Tuesday, January 29, 2013

Judge Posner Excludes Reasonable Royalty Calculation Based on “At Risk Profits” Instead of Cost of Noninfringing Substitute

The court granted in part defendant's motion to exclude testimony from plaintiffs' damages expert to the extent such testimony was based on the calculation of defendant’s “at risk” profits. "[Defendant] would not have paid a royalty higher than the cost to it of switching to a noninfringing substitute . . . or otherwise reworking its manufacturing process to avoid making the infringing [product]. . . . Maybe there’s no perfect substitute for the patented invention (or something quite like it). . . . But even if there is no perfect substitute, this by itself would not allow the estimation of a reasonable royalty.
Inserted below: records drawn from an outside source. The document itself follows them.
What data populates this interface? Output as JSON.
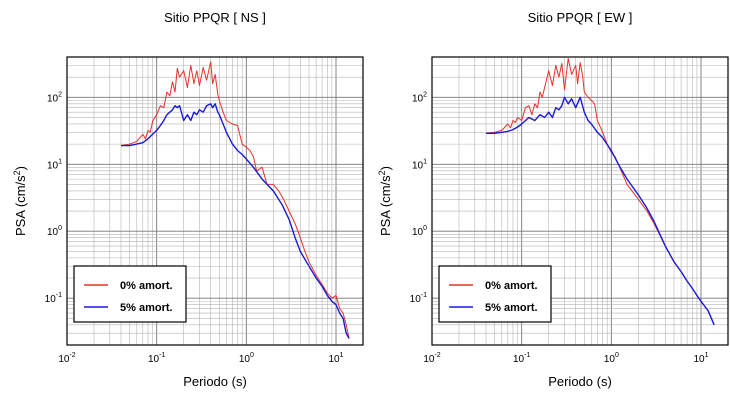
{
  "chart_data": [
    {
      "type": "line",
      "title": "Sitio PPQR [ NS ]",
      "xlabel": "Periodo (s)",
      "ylabel": "PSA (cm/s²)",
      "ylabel_base": "PSA (cm/s",
      "ylabel_sup": "2",
      "ylabel_end": ")",
      "x_scale": "log",
      "y_scale": "log",
      "xlim": [
        0.01,
        20
      ],
      "ylim": [
        0.02,
        400
      ],
      "x_ticks": [
        {
          "base": "10",
          "exp": "-2",
          "value": 0.01
        },
        {
          "base": "10",
          "exp": "-1",
          "value": 0.1
        },
        {
          "base": "10",
          "exp": "0",
          "value": 1
        },
        {
          "base": "10",
          "exp": "1",
          "value": 10
        }
      ],
      "y_ticks": [
        {
          "base": "10",
          "exp": "-1",
          "value": 0.1
        },
        {
          "base": "10",
          "exp": "0",
          "value": 1
        },
        {
          "base": "10",
          "exp": "1",
          "value": 10
        },
        {
          "base": "10",
          "exp": "2",
          "value": 100
        }
      ],
      "grid": true,
      "legend_position": "bottom-left",
      "series": [
        {
          "name": "0% amort.",
          "color": "#e8302a",
          "x": [
            0.04,
            0.05,
            0.06,
            0.07,
            0.075,
            0.08,
            0.085,
            0.09,
            0.1,
            0.11,
            0.12,
            0.13,
            0.14,
            0.15,
            0.16,
            0.17,
            0.18,
            0.2,
            0.22,
            0.24,
            0.26,
            0.28,
            0.3,
            0.33,
            0.36,
            0.4,
            0.42,
            0.45,
            0.48,
            0.5,
            0.55,
            0.6,
            0.7,
            0.8,
            0.9,
            1.0,
            1.1,
            1.2,
            1.3,
            1.5,
            1.7,
            2.0,
            2.3,
            2.6,
            3.0,
            3.5,
            4.0,
            4.5,
            5,
            6,
            7,
            8,
            9,
            10,
            11,
            12,
            13,
            14
          ],
          "y": [
            19,
            20,
            22,
            28,
            24,
            32,
            30,
            44,
            55,
            75,
            70,
            120,
            105,
            170,
            120,
            270,
            200,
            250,
            140,
            300,
            160,
            250,
            150,
            280,
            180,
            340,
            160,
            220,
            110,
            90,
            60,
            45,
            40,
            38,
            20,
            18,
            16,
            13,
            8,
            9,
            5,
            5,
            4,
            3,
            2,
            1.3,
            0.8,
            0.5,
            0.35,
            0.22,
            0.16,
            0.12,
            0.1,
            0.11,
            0.07,
            0.06,
            0.04,
            0.025
          ]
        },
        {
          "name": "5% amort.",
          "color": "#1a1adb",
          "x": [
            0.04,
            0.05,
            0.06,
            0.07,
            0.08,
            0.09,
            0.1,
            0.11,
            0.12,
            0.13,
            0.14,
            0.15,
            0.16,
            0.17,
            0.18,
            0.2,
            0.22,
            0.24,
            0.26,
            0.28,
            0.3,
            0.33,
            0.36,
            0.4,
            0.42,
            0.45,
            0.48,
            0.5,
            0.55,
            0.6,
            0.7,
            0.8,
            0.9,
            1.0,
            1.2,
            1.5,
            2.0,
            2.5,
            3.0,
            3.5,
            4.0,
            5,
            6,
            7,
            8,
            9,
            10,
            11,
            12,
            13,
            14
          ],
          "y": [
            19,
            19,
            20,
            21,
            24,
            28,
            32,
            38,
            45,
            55,
            60,
            65,
            75,
            70,
            75,
            45,
            55,
            45,
            60,
            55,
            65,
            60,
            75,
            80,
            70,
            80,
            60,
            55,
            40,
            30,
            20,
            16,
            14,
            12,
            9,
            6,
            4,
            2.5,
            1.5,
            0.8,
            0.5,
            0.3,
            0.2,
            0.15,
            0.11,
            0.09,
            0.08,
            0.06,
            0.05,
            0.03,
            0.025
          ]
        }
      ]
    },
    {
      "type": "line",
      "title": "Sitio PPQR [ EW ]",
      "xlabel": "Periodo (s)",
      "ylabel": "PSA (cm/s²)",
      "ylabel_base": "PSA (cm/s",
      "ylabel_sup": "2",
      "ylabel_end": ")",
      "x_scale": "log",
      "y_scale": "log",
      "xlim": [
        0.01,
        20
      ],
      "ylim": [
        0.02,
        400
      ],
      "x_ticks": [
        {
          "base": "10",
          "exp": "-2",
          "value": 0.01
        },
        {
          "base": "10",
          "exp": "-1",
          "value": 0.1
        },
        {
          "base": "10",
          "exp": "0",
          "value": 1
        },
        {
          "base": "10",
          "exp": "1",
          "value": 10
        }
      ],
      "y_ticks": [
        {
          "base": "10",
          "exp": "-1",
          "value": 0.1
        },
        {
          "base": "10",
          "exp": "0",
          "value": 1
        },
        {
          "base": "10",
          "exp": "1",
          "value": 10
        },
        {
          "base": "10",
          "exp": "2",
          "value": 100
        }
      ],
      "grid": true,
      "legend_position": "bottom-left",
      "series": [
        {
          "name": "0% amort.",
          "color": "#e8302a",
          "x": [
            0.04,
            0.05,
            0.06,
            0.07,
            0.075,
            0.08,
            0.085,
            0.09,
            0.1,
            0.11,
            0.12,
            0.13,
            0.14,
            0.15,
            0.16,
            0.17,
            0.18,
            0.2,
            0.22,
            0.24,
            0.26,
            0.28,
            0.3,
            0.33,
            0.36,
            0.4,
            0.42,
            0.45,
            0.48,
            0.5,
            0.55,
            0.6,
            0.65,
            0.7,
            0.8,
            0.9,
            1.0,
            1.1,
            1.2,
            1.5,
            2.0,
            2.5,
            3.0,
            4.0,
            5,
            6,
            7,
            8,
            9,
            10,
            12,
            14
          ],
          "y": [
            29,
            30,
            32,
            40,
            35,
            45,
            42,
            50,
            45,
            70,
            75,
            55,
            80,
            70,
            120,
            100,
            140,
            250,
            150,
            300,
            200,
            320,
            130,
            380,
            220,
            300,
            160,
            330,
            200,
            120,
            100,
            90,
            80,
            45,
            30,
            20,
            15,
            13,
            10,
            5,
            3,
            2,
            1.3,
            0.6,
            0.35,
            0.25,
            0.18,
            0.14,
            0.11,
            0.09,
            0.065,
            0.04
          ]
        },
        {
          "name": "5% amort.",
          "color": "#1a1adb",
          "x": [
            0.04,
            0.05,
            0.06,
            0.07,
            0.08,
            0.09,
            0.1,
            0.12,
            0.14,
            0.16,
            0.18,
            0.2,
            0.22,
            0.24,
            0.26,
            0.28,
            0.3,
            0.33,
            0.36,
            0.4,
            0.45,
            0.5,
            0.55,
            0.6,
            0.7,
            0.8,
            1.0,
            1.2,
            1.5,
            2.0,
            2.5,
            3.0,
            4.0,
            5,
            6,
            7,
            8,
            9,
            10,
            12,
            14
          ],
          "y": [
            29,
            29,
            30,
            31,
            33,
            36,
            40,
            50,
            45,
            55,
            50,
            60,
            50,
            70,
            65,
            75,
            100,
            80,
            95,
            70,
            100,
            60,
            45,
            40,
            30,
            25,
            16,
            10,
            6,
            3.5,
            2.2,
            1.4,
            0.6,
            0.35,
            0.25,
            0.18,
            0.14,
            0.11,
            0.09,
            0.065,
            0.04
          ]
        }
      ]
    }
  ]
}
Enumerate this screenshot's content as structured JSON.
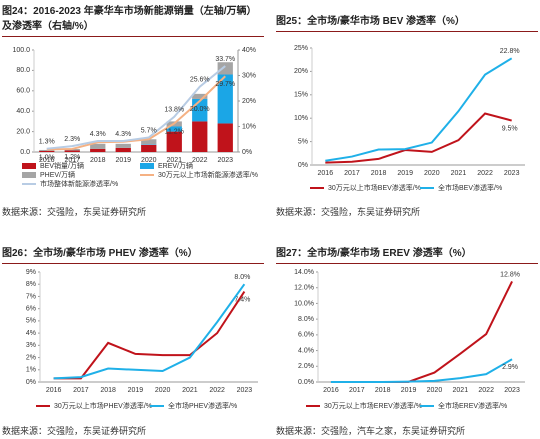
{
  "chart_data": [
    {
      "type": "bar",
      "title": "图24：2016-2023 年豪华车市场新能源销量（左轴/万辆）及渗透率（右轴/%）",
      "source": "数据来源：交强险，东吴证券研究所",
      "categories": [
        "2016",
        "2017",
        "2018",
        "2019",
        "2020",
        "2021",
        "2022",
        "2023"
      ],
      "series": [
        {
          "name": "BEV销量/万辆",
          "color": "#c0131b",
          "values": [
            1,
            1.5,
            3,
            4,
            7,
            20,
            30,
            28
          ]
        },
        {
          "name": "EREV/万辆",
          "color": "#1ba6e6",
          "values": [
            0,
            0,
            0,
            0,
            0.5,
            5,
            22,
            48
          ]
        },
        {
          "name": "PHEV/万辆",
          "color": "#a5a5a5",
          "values": [
            1,
            1.5,
            5,
            4,
            5,
            5,
            5,
            12
          ]
        },
        {
          "name": "30万元以上市场新能源渗透率/%",
          "type": "line",
          "axis": "y2",
          "color": "#f5b183",
          "values": [
            1.0,
            1.2,
            3.8,
            4.0,
            5.0,
            11.2,
            20.0,
            29.7
          ],
          "value_labels": [
            "1.0%",
            "1.2%",
            null,
            null,
            null,
            "11.2%",
            "20.0%",
            "29.7%"
          ]
        },
        {
          "name": "市场整体新能源渗透率/%",
          "type": "line",
          "axis": "y2",
          "color": "#b8cce4",
          "values": [
            1.3,
            2.3,
            4.3,
            4.3,
            5.7,
            13.8,
            25.6,
            33.7
          ],
          "value_labels": [
            "1.3%",
            "2.3%",
            "4.3%",
            "4.3%",
            "5.7%",
            "13.8%",
            "25.6%",
            "33.7%"
          ]
        }
      ],
      "ylim": [
        0,
        100
      ],
      "yticks": [
        {
          "value": 0,
          "label": "0.0"
        },
        {
          "value": 20,
          "label": "20.0"
        },
        {
          "value": 40,
          "label": "40.0"
        },
        {
          "value": 60,
          "label": "60.0"
        },
        {
          "value": 80,
          "label": "80.0"
        },
        {
          "value": 100,
          "label": "100.0"
        }
      ],
      "y2lim": [
        0,
        40
      ],
      "y2ticks": [
        {
          "value": 0,
          "label": "0%"
        },
        {
          "value": 10,
          "label": "10%"
        },
        {
          "value": 20,
          "label": "20%"
        },
        {
          "value": 30,
          "label": "30%"
        },
        {
          "value": 40,
          "label": "40%"
        }
      ],
      "grid": false
    },
    {
      "type": "line",
      "title": "图25：全市场/豪华市场 BEV 渗透率（%）",
      "source": "数据来源：交强险，东吴证券研究所",
      "categories": [
        "2016",
        "2017",
        "2018",
        "2019",
        "2020",
        "2021",
        "2022",
        "2023"
      ],
      "series": [
        {
          "name": "30万元以上市场BEV渗透率/%",
          "color": "#c0131b",
          "values": [
            0.5,
            0.7,
            1.3,
            3.2,
            2.8,
            5.3,
            11.0,
            9.5
          ],
          "value_labels": [
            null,
            null,
            null,
            null,
            null,
            null,
            null,
            "9.5%"
          ]
        },
        {
          "name": "全市场BEV渗透率/%",
          "color": "#1fb0e8",
          "values": [
            0.9,
            1.8,
            3.3,
            3.4,
            4.8,
            11.5,
            19.3,
            22.8
          ],
          "value_labels": [
            null,
            null,
            null,
            null,
            null,
            null,
            null,
            "22.8%"
          ]
        }
      ],
      "ylim": [
        0,
        25
      ],
      "yticks": [
        {
          "value": 0,
          "label": "0%"
        },
        {
          "value": 5,
          "label": "5%"
        },
        {
          "value": 10,
          "label": "10%"
        },
        {
          "value": 15,
          "label": "15%"
        },
        {
          "value": 20,
          "label": "20%"
        },
        {
          "value": 25,
          "label": "25%"
        }
      ],
      "grid": false
    },
    {
      "type": "line",
      "title": "图26：全市场/豪华市场 PHEV 渗透率（%）",
      "source": "数据来源：交强险，东吴证券研究所",
      "categories": [
        "2016",
        "2017",
        "2018",
        "2019",
        "2020",
        "2021",
        "2022",
        "2023"
      ],
      "series": [
        {
          "name": "30万元以上市场PHEV渗透率/%",
          "color": "#c0131b",
          "values": [
            0.3,
            0.3,
            3.2,
            2.3,
            2.2,
            2.2,
            4.0,
            7.4
          ],
          "value_labels": [
            null,
            null,
            null,
            null,
            null,
            null,
            null,
            "7.4%"
          ]
        },
        {
          "name": "全市场PHEV渗透率/%",
          "color": "#1fb0e8",
          "values": [
            0.3,
            0.4,
            1.1,
            1.0,
            0.9,
            2.0,
            4.9,
            8.0
          ],
          "value_labels": [
            null,
            null,
            null,
            null,
            null,
            null,
            null,
            "8.0%"
          ]
        }
      ],
      "ylim": [
        0,
        9
      ],
      "yticks": [
        {
          "value": 0,
          "label": "0%"
        },
        {
          "value": 1,
          "label": "1%"
        },
        {
          "value": 2,
          "label": "2%"
        },
        {
          "value": 3,
          "label": "3%"
        },
        {
          "value": 4,
          "label": "4%"
        },
        {
          "value": 5,
          "label": "5%"
        },
        {
          "value": 6,
          "label": "6%"
        },
        {
          "value": 7,
          "label": "7%"
        },
        {
          "value": 8,
          "label": "8%"
        },
        {
          "value": 9,
          "label": "9%"
        }
      ],
      "grid": false
    },
    {
      "type": "line",
      "title": "图27：全市场/豪华市场 EREV 渗透率（%）",
      "source": "数据来源：交强险，汽车之家，东吴证券研究所",
      "categories": [
        "2016",
        "2017",
        "2018",
        "2019",
        "2020",
        "2021",
        "2022",
        "2023"
      ],
      "series": [
        {
          "name": "30万元以上市场EREV渗透率/%",
          "color": "#c0131b",
          "values": [
            0,
            0,
            0,
            0.02,
            1.2,
            3.6,
            6.1,
            12.8
          ],
          "value_labels": [
            null,
            null,
            null,
            null,
            null,
            null,
            null,
            "12.8%"
          ]
        },
        {
          "name": "全市场EREV渗透率/%",
          "color": "#1fb0e8",
          "values": [
            0,
            0,
            0,
            0.05,
            0.15,
            0.5,
            1.0,
            2.9
          ],
          "value_labels": [
            null,
            null,
            null,
            null,
            null,
            null,
            null,
            "2.9%"
          ]
        }
      ],
      "ylim": [
        0,
        14
      ],
      "yticks": [
        {
          "value": 0,
          "label": "0.0%"
        },
        {
          "value": 2,
          "label": "2.0%"
        },
        {
          "value": 4,
          "label": "4.0%"
        },
        {
          "value": 6,
          "label": "6.0%"
        },
        {
          "value": 8,
          "label": "8.0%"
        },
        {
          "value": 10,
          "label": "10.0%"
        },
        {
          "value": 12,
          "label": "12.0%"
        },
        {
          "value": 14,
          "label": "14.0%"
        }
      ],
      "grid": false
    }
  ]
}
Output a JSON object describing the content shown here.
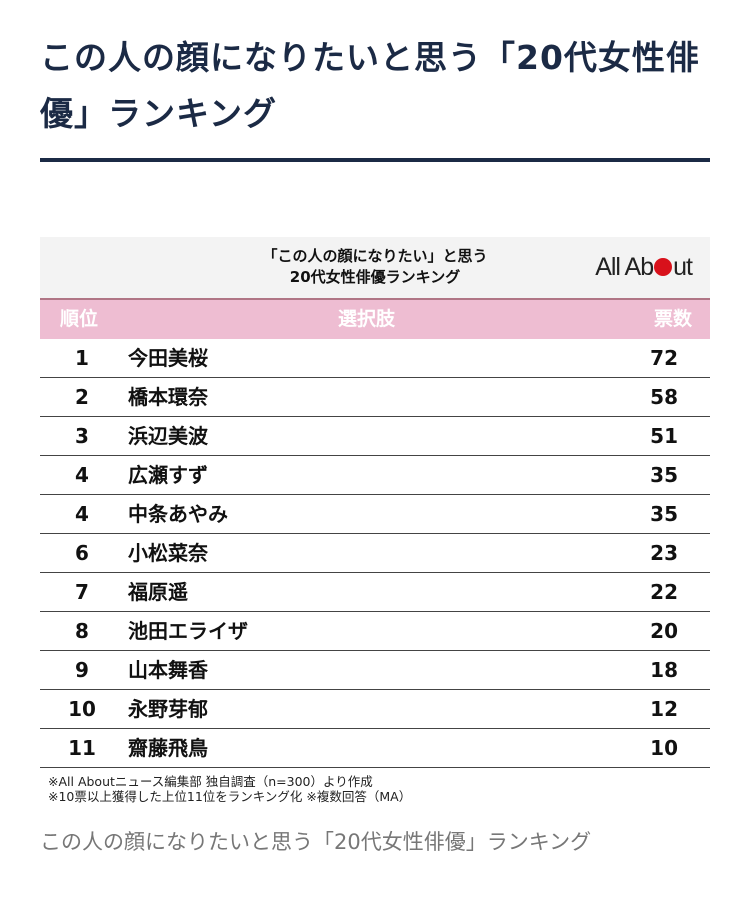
{
  "title": "この人の顔になりたいと思う「20代女性俳優」ランキング",
  "card": {
    "header_line1": "「この人の顔になりたい」と思う",
    "header_line2": "20代女性俳優ランキング",
    "logo": "All About",
    "logo_color": "#d8111b",
    "columns": {
      "rank": "順位",
      "choice": "選択肢",
      "votes": "票数"
    },
    "rows": [
      {
        "rank": "1",
        "name": "今田美桜",
        "votes": "72"
      },
      {
        "rank": "2",
        "name": "橋本環奈",
        "votes": "58"
      },
      {
        "rank": "3",
        "name": "浜辺美波",
        "votes": "51"
      },
      {
        "rank": "4",
        "name": "広瀬すず",
        "votes": "35"
      },
      {
        "rank": "4",
        "name": "中条あやみ",
        "votes": "35"
      },
      {
        "rank": "6",
        "name": "小松菜奈",
        "votes": "23"
      },
      {
        "rank": "7",
        "name": "福原遥",
        "votes": "22"
      },
      {
        "rank": "8",
        "name": "池田エライザ",
        "votes": "20"
      },
      {
        "rank": "9",
        "name": "山本舞香",
        "votes": "18"
      },
      {
        "rank": "10",
        "name": "永野芽郁",
        "votes": "12"
      },
      {
        "rank": "11",
        "name": "齋藤飛鳥",
        "votes": "10"
      }
    ],
    "note1": "※All Aboutニュース編集部 独自調査（n=300）より作成",
    "note2": "※10票以上獲得した上位11位をランキング化 ※複数回答（MA）"
  },
  "caption": "この人の顔になりたいと思う「20代女性俳優」ランキング"
}
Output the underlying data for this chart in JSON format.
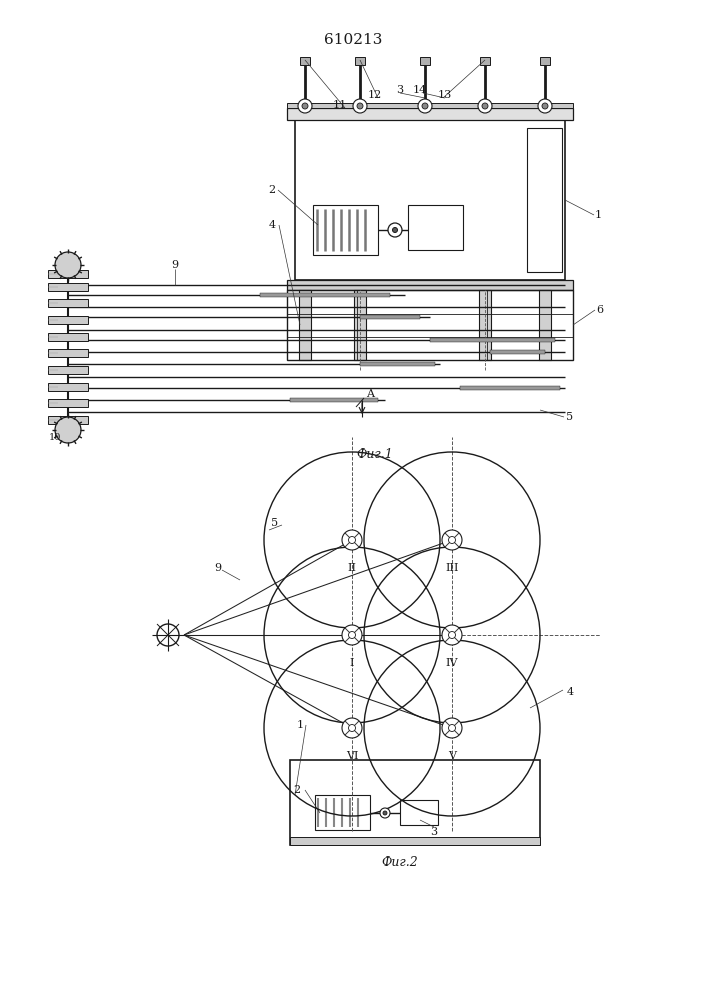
{
  "title": "610213",
  "fig1_caption": "Фиг.1",
  "fig2_caption": "Фиг.2",
  "line_color": "#1a1a1a",
  "font_size": 9,
  "title_font_size": 11
}
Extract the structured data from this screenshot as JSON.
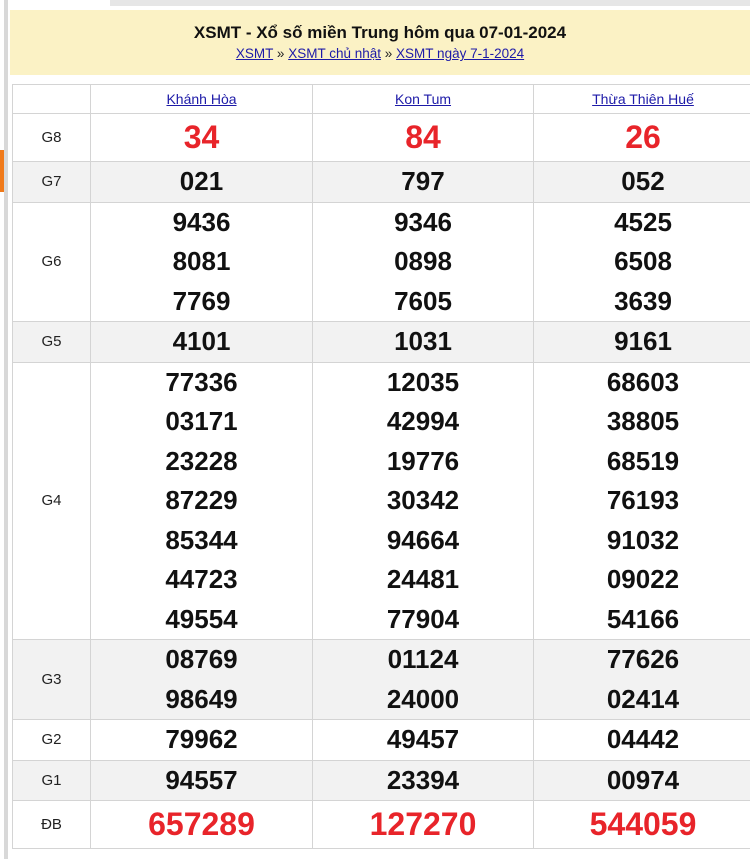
{
  "header": {
    "title": "XSMT - Xổ số miền Trung hôm qua 07-01-2024",
    "breadcrumbs": [
      "XSMT",
      "XSMT chủ nhật",
      "XSMT ngày 7-1-2024"
    ],
    "separator": "»"
  },
  "provinces": [
    "Khánh Hòa",
    "Kon Tum",
    "Thừa Thiên Huế"
  ],
  "rows": [
    {
      "label": "G8",
      "values": [
        [
          "34"
        ],
        [
          "84"
        ],
        [
          "26"
        ]
      ],
      "highlight": true
    },
    {
      "label": "G7",
      "values": [
        [
          "021"
        ],
        [
          "797"
        ],
        [
          "052"
        ]
      ]
    },
    {
      "label": "G6",
      "values": [
        [
          "9436",
          "8081",
          "7769"
        ],
        [
          "9346",
          "0898",
          "7605"
        ],
        [
          "4525",
          "6508",
          "3639"
        ]
      ]
    },
    {
      "label": "G5",
      "values": [
        [
          "4101"
        ],
        [
          "1031"
        ],
        [
          "9161"
        ]
      ]
    },
    {
      "label": "G4",
      "values": [
        [
          "77336",
          "03171",
          "23228",
          "87229",
          "85344",
          "44723",
          "49554"
        ],
        [
          "12035",
          "42994",
          "19776",
          "30342",
          "94664",
          "24481",
          "77904"
        ],
        [
          "68603",
          "38805",
          "68519",
          "76193",
          "91032",
          "09022",
          "54166"
        ]
      ]
    },
    {
      "label": "G3",
      "values": [
        [
          "08769",
          "98649"
        ],
        [
          "01124",
          "24000"
        ],
        [
          "77626",
          "02414"
        ]
      ]
    },
    {
      "label": "G2",
      "values": [
        [
          "79962"
        ],
        [
          "49457"
        ],
        [
          "04442"
        ]
      ]
    },
    {
      "label": "G1",
      "values": [
        [
          "94557"
        ],
        [
          "23394"
        ],
        [
          "00974"
        ]
      ]
    },
    {
      "label": "ĐB",
      "values": [
        [
          "657289"
        ],
        [
          "127270"
        ],
        [
          "544059"
        ]
      ],
      "highlight": true
    }
  ],
  "colors": {
    "highlight": "#e8242a",
    "header_bg": "#fbf2c5",
    "link": "#1d1aa8",
    "alt_row": "#f2f2f2"
  }
}
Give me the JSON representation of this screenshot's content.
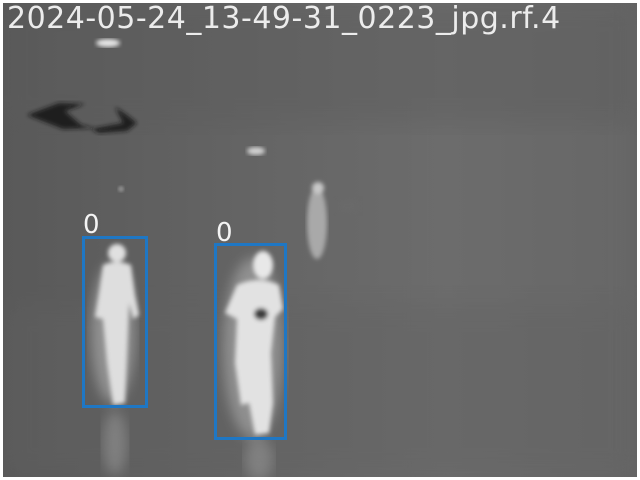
{
  "image": {
    "filename_overlay": "2024-05-24_13-49-31_0223_jpg.rf.4",
    "box_color": "#1f77c4"
  },
  "detections": [
    {
      "label": "0"
    },
    {
      "label": "0"
    }
  ]
}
For that royalty would depend on the cost, in higher production costs and loss of business to competitors, of the best imperfect substitute; and [plaintiffs' expert] offered no evidence about either cost. In fact she based her calculation of a maximum reasonable royalty not on costs, but on the maximum profits of [defendant] that she deemed at risk if [it] didn’t get a license from [plaintiff]. . . . She has not used a reasonable methodology to calculate the plaintiffs’ damages by reference to [two licenses from settlements], or profits at risk, or to assess the cost of noninfringing alternatives. [One of plaintiff's nonexclusive licenses], however, remains a possible basis for estimating a reasonable royalty for a license to [defendant]. She may testify to that, and also to general principles of patent damages."

Brandeis University, et. al. v. East Side Ovens, Inc., et. al., 1-12-cv-01508 (ILND January 18, 2013, Order) (Posner, C.J.).